A little past the midpoint of the Sermon on the Mount (Matthew 6:25-34 to be exact), Jesus tells His audience,
“Therefore, I say to you, don’t worry about your life, what you’ll eat or what you’ll drink, or about your body, what you’ll wear. Isn’t life more than food and the body more than clothes? Look at the birds in the sky. They don’t sow seed or harvest grain or gather crops into barns. Yet your heavenly Father feeds them. Aren’t you worth much more than they are? Who among you by worrying can add a single moment to your life? And why do you worry about clothes? Notice how the lilies in the field grow. They don’t wear themselves out with work, and they don’t spin cloth. But I say to you that even Solomon in all of his splendor wasn’t dressed like one of these. If God dresses grass in the field so beautifully, even though it’s alive today and tomorrow it’s thrown into the furnace, won’t God do much more for you, you people of weak faith? Therefore, don’t worry and say, ‘What are we going to eat?’ or ‘What are we going to drink?’ or ‘What are we going to wear?’ Gentiles long for all these things. Your heavenly Father knows that you need them. Instead, desire first and foremost God’s kingdom and God’s righteousness, and all these things will be given to you as well. Therefore, stop worrying about tomorrow, because tomorrow will worry about itself. Each day has enough trouble of its own.”

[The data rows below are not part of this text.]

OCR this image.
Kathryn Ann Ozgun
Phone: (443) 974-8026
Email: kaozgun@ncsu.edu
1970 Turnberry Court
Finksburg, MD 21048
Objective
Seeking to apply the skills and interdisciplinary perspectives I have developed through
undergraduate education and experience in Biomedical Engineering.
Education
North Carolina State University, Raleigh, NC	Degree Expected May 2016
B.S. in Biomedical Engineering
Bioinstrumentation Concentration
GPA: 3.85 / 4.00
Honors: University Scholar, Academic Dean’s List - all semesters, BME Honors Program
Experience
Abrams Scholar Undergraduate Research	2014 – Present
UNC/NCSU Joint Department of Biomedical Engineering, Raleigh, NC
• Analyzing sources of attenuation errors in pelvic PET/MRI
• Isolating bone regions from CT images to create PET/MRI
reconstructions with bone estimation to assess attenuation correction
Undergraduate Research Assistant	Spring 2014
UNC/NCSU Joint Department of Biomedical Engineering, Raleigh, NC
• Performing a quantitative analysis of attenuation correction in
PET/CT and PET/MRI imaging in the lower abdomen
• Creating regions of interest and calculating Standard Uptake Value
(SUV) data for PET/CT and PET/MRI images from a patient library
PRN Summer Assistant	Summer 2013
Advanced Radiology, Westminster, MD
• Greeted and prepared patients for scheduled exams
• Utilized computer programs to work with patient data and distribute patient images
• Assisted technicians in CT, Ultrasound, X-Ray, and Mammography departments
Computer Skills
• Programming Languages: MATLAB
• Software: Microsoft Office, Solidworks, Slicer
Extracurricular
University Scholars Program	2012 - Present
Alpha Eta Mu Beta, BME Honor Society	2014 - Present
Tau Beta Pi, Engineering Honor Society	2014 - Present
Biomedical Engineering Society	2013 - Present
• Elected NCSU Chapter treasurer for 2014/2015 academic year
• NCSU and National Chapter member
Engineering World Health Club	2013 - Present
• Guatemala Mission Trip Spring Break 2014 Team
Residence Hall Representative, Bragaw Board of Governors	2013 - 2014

Almost all of us read those words and take comfort from them, believing that God will provide whatever we need…, on an intellectual level. I say “on an intellectual level” because, while we believe it with our head, we don’t feel it in our heart. Instead, most days we operate on a level exemplified by this quote from Anne LaMotte:
“Jealousy always has been my cross, the weakness and woundedness in me that has most often caused me to feel ugly and unlovable, like the Bad Seed. I’ve had many years of recovery and therapy, years filled with intimate and devoted friendships, yet I still struggle. I know that when someone gets a big slice of pie, it doesn’t mean there’s less for me. In fact, I know that there isn’t even a pie, that there’s plenty to go around, enough food and love and air.
But I don’t believe it for a second.I secretly believe there’s a pie.
I will go to my grave brandishing my fork.”
While we claim to be comforted by the words in the Sermon on the Mount, we don’t live like it. Instead, we spend our time jealously protecting our stuff and worrying about having “enough” (which is really a code word for all the stuff we want). Meanwhile, in our own cities and towns, our brothers and sisters are hungry, homeless and broke, families in some parts of the world survive on less than a dollar a day and people walk miles for drinking water so foul we wouldn’t use it in our toilets and children as young as 10 years old are forced to serve as soldiers. That we do this is disheartening, to say the least; heart-breaking is probably a more accurate word. It’s heart-breaking because it shows what we really think of God; that instead of infinitely powerful, generous and all-encompassing, He’s small, limited and weak. As the French philosopher Voltaire said, “If God has made us in his image, we have returned him the favor.” Who would want to follow a God like that?